V-bommen
Zoals veel Antwerpenaren ontvlucht Albert Van Dyck in 1944 de stad om aan de V-bommen te ontsnappen. In 1944-45 verblijft hij in Blankenberge, waar hij in het achterland van de Uitkerkse polder aansluiting zoekt met het hem zo dierbare Kempische landschap.

De bevriende schrijver Maurice Gilliams brengt hem op 28 maart 1945 op de hoogte van de gruwel en de vernielingen in de thuisstad: ‘Gister is er een bom gevallen in de Montignystraat, in de nabijheid der zwemdok. 41 gekwetsten werden naar het gasthuis overgebracht, waarvan er 4 half en 3 totaal blind zijn.
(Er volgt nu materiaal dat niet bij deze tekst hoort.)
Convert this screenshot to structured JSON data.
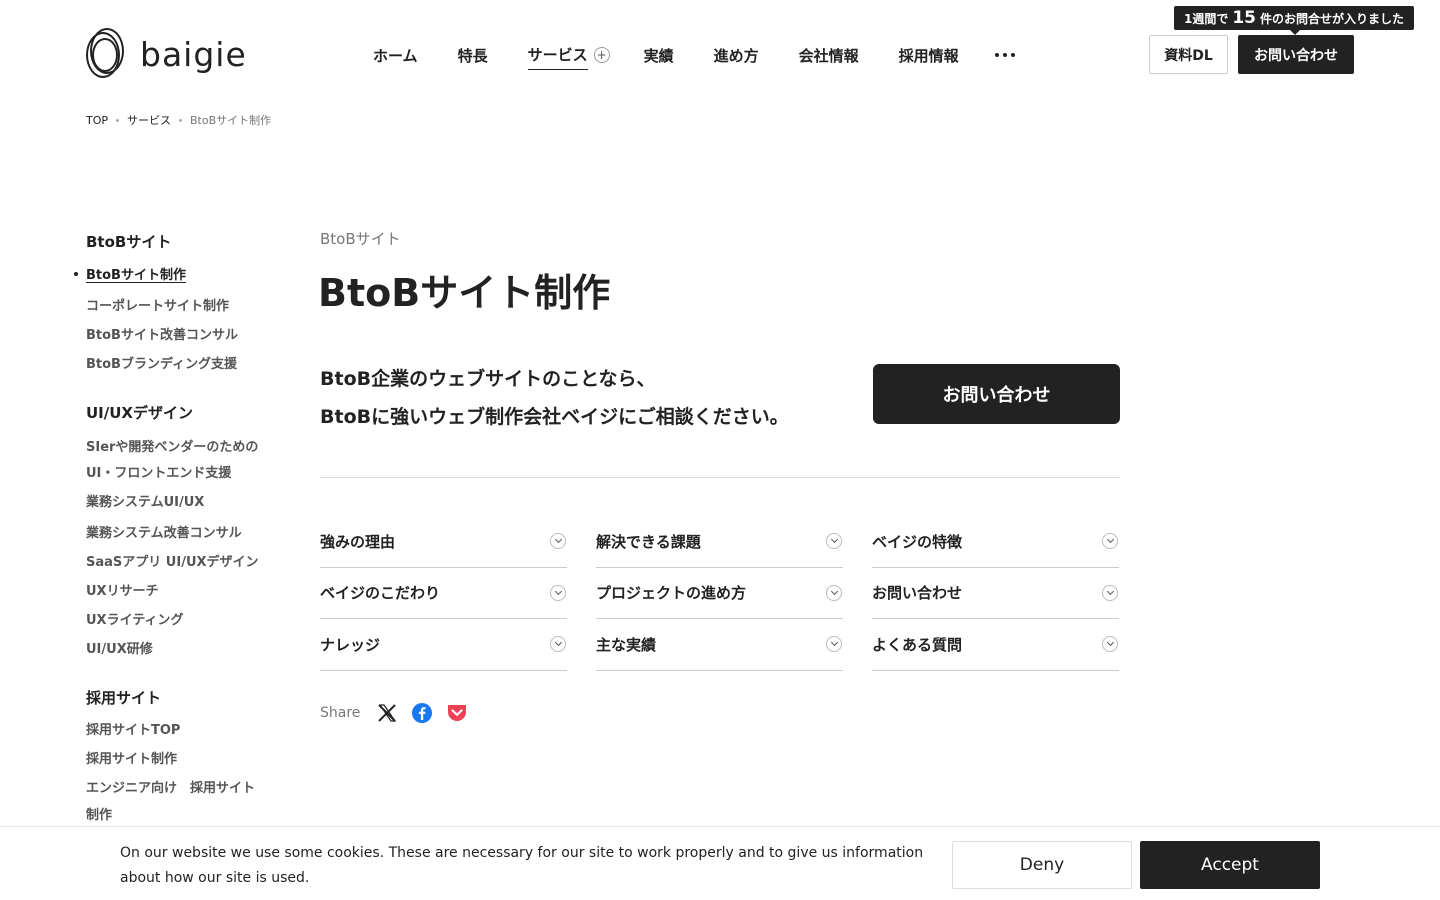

Gisteravond rond 11 uur een raketbom. s Morgens rond 5 uur een V-1.’

Van Dyck schrijft aan Vinck over zijn ballingschap in Blankenberge
‘Met mijn koffer heb ik last gehad. Het is nog niet aangekomen. De trein wilde het niet vervoeren, omdat het te zwaar was. We hebben ‘t noodige gedaan, en hopen maar dat het gauw hier is, dan kan ik wat werken. Morgen is mijn fiets in orde, en als ‘t dan goed weer is kan ik eens in de streek op verkenning gaan. Juf. Duwaerts heb ik gister ook gezien. Ze stelt het goed en laat u groeten. Mijn zuster vraagt ook van vele groeten over te brengen. (…) En veel groeten aan Alice en al de Vinckjes, natuurlijk speciaal een speciale groet voor Vera. Tot in kort en houd er de moed maar in. Ik zal wel niet heel lang weg zijn.’ (Blankenberge, 12 maart 1945).

Uitkerken 1

De Antwerpse Montignystraat na de bominslag van 27 maart 1945, de laatste dag van de V-bommenterreur (© The Phoebus Foundation).